Meditation is defined as a sustained and uninterrupted
concentration leading to a highly focused mind. Meditation begins with
concentration, which makes the mind steady. When prolonged concentration
leads to the continuous flow of the mind towards one object, this becomes
meditation. To maintain and deepen meditation, the mind must have
something on which to focus.
In ancient India meditation was a subject of deep study, research and experiment. The followers of the Samkhya philosophy developed it into an independent science of mental life. When properly concentrated on an object, the mind undergoes certain changes. These changes are the same for a particular degree of concentration whatever be the object chosen. In other words, concentration follows certain universal laws. These laws were discovered by the great yogis of ancient India. Patanjali codified and compiled them in his famous Yoga Aphorisms. These laws form the basis of upasana also.
So Shankaracharya defines meditation as "a process of unwavering application of the same thought on some object, such as a deity prescribed by the scriptures, without being interrupted by any alien thought."
Traditionally meditation was and it is still used for spiritual growth, like becoming more conscious, unfolding our inner light, love, & wisdom, becoming more aware of the guiding presence in our lives and knowing more about our true self... our Spirit.
More recently, meditation has become a valuable tool for finding a peaceful oasis of relaxation and stress relief from the demanding and fast-paced world.
Objective meditation is also known as upasana. In objective meditation, we concentrate the mind on an object. The object may be the form of a deity, light, sky, etc. or some qualities like love, compassion, strength or one's own self objectified. Consciousness is focussed on the object by an effort of will.
Subjective meditation is called nididhyasana or atma-vicara. Here there is no focussing of consciousness or effort of will. It is rather an attempt to seek the source of consciousness, to trace one's "I" back to its roots. It is a process in which the ego, instead of rushing towards objects as it constantly does, withdraws into its own original source-the atman.
In simple terms meditation means concentrating your mind to
one point or at one place, where you feel detach from the worldly affairs.
This can be achieved by various methods that depend upon from person, time
and place. There are as many methods in which one can meditate as there
are waves in the ocean. Different forms of meditation are described from
both Eastern and Western perspectives.
Taoist Meditation Methods
Taoist meditation methods have many points in common with Hindu and Buddhist systems, but the Taoist way is less abstract and far more down-to-earth than the contemplative traditions which evolved in India. The primary hallmark of Taoist meditation is the generation, transformation, and circulation of internal energy.

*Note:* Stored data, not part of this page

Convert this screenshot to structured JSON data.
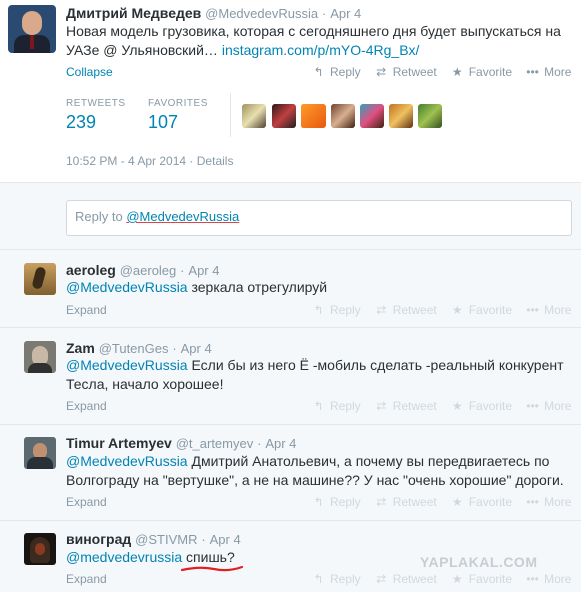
{
  "main_tweet": {
    "name": "Дмитрий Медведев",
    "handle": "@MedvedevRussia",
    "separator": "·",
    "time": "Apr 4",
    "text_line1": "Новая модель грузовика, которая с сегодняшнего дня будет выпускаться на",
    "text_line2": "УАЗе @ Ульяновский…",
    "link": "instagram.com/p/mYO-4Rg_Bx/",
    "collapse_label": "Collapse",
    "actions": {
      "reply": "Reply",
      "retweet": "Retweet",
      "favorite": "Favorite",
      "more": "More"
    },
    "stats": {
      "retweets_label": "RETWEETS",
      "retweets_value": "239",
      "favorites_label": "FAVORITES",
      "favorites_value": "107"
    },
    "timestamp": "10:52 PM - 4 Apr 2014",
    "details_label": "Details"
  },
  "reply_box": {
    "prefix": "Reply to",
    "mention": "@MedvedevRussia"
  },
  "replies": [
    {
      "name": "aeroleg",
      "handle": "@aeroleg",
      "time": "Apr 4",
      "mention": "@MedvedevRussia",
      "text": "зеркала отрегулируй",
      "text_line2": "",
      "expand": "Expand"
    },
    {
      "name": "Zam",
      "handle": "@TutenGes",
      "time": "Apr 4",
      "mention": "@MedvedevRussia",
      "text": "Если бы из него Ё -мобиль сделать -реальный конкурент",
      "text_line2": "Тесла, начало хорошее!",
      "expand": "Expand"
    },
    {
      "name": "Timur Artemyev",
      "handle": "@t_artemyev",
      "time": "Apr 4",
      "mention": "@MedvedevRussia",
      "text": "Дмитрий Анатольевич, а почему вы передвигаетесь по",
      "text_line2": "Волгограду на \"вертушке\", а не на машине?? У нас \"очень хорошие\" дороги.",
      "expand": "Expand"
    },
    {
      "name": "виноград",
      "handle": "@STIVMR",
      "time": "Apr 4",
      "mention": "@medvedevrussia",
      "text": "спишь?",
      "text_line2": "",
      "expand": "Expand"
    }
  ],
  "reply_actions": {
    "reply": "Reply",
    "retweet": "Retweet",
    "favorite": "Favorite",
    "more": "More"
  },
  "watermark": "YAPLAKAL.COM",
  "colors": {
    "link": "#0084b4",
    "muted": "#8899a6",
    "text": "#292f33",
    "reply_bg": "#f5f8fa"
  }
}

Once the meditator has 'achieved energy' (deh-chee), it can be applied to promoting health and longevity, nurturing the 'spiritual embryo' of immortality, martial arts, healing, painting and poetry, sensual self-indulgence, or whatever else the adept wishes to do with it.
The two primary guidelines in Taoist meditation are jing ('quiet, stillness, calm') and ding ('concentration, focus'). The purpose of stillness, both mental and physical, is to turn attention inwards and cut off external sensory input, thereby muzzling the "Five Thieves". Within that silent stillness, one concentrates the mind and focuses attention, usually on the breath, in order to develop what is called 'one-pointed awareness', a totally undistracted, undisturbed, undifferentiated state of mind which permits intuitive insights to arise spontaneously.
Metta Bhavana Meditations - Developing Loving Kindness
"Bhavana" means "cultivation" or "development," and "Metta" is a word that means "love," "friendliness," or "loving kindness." So this is a meditation practice where we actively cultivate some very positive emotional states towards others, as well as to ourselves.
This practice helps us to bring more harmony into our relationships with others, so that we experience less conflicts, resolve existing difficulties, and deepen our connections with people we already get on with. It helps us to empathize more, and to be more considerate, kind, and forgiving. We can also learn to appreciate others more, concentrating more on their positive qualities and less on their faults.In this meditation practice, we also cultivate Metta towards ourselves, so that we experience less internal conflict, and learn to appreciate ourselves more.
This is a great exercise to practice proper breathing. All too many of us take short and improper breaths. This is a simple way to concentrate and regain the proper breathing techniques we had naturally as an infant. In this method we stand comfortably with our spine straight and feet about shoulder distance apart, open your left hand and place the thumb on your belly button so the palm of your hand is against our lower abdomen. Now place your open right hand over your left, also palm open and over the back of your left hand. Breathe in slowly and feel this part of your lower abdomen expand, which will naturally push your hands outward with your belly. Hold the breath for four seconds and then exhale slowly and feel your lower abdomen contracting inward as the air is released. Thoughts are recognized without judgment and concentration is brought back to breath.
Vipassana which is derived from a Sanskrit word Vipasyanam means " insight". It is an analytic method which involves constant mindfulness and awareness of all experiences, good and bad. It is not a withdrawal from life but an attempt to understand life and thus enlarge one's self-awareness. The most authoritative scripture for vipassana is the Satipatthana-Sutta included in the Buddhist Tripitaka.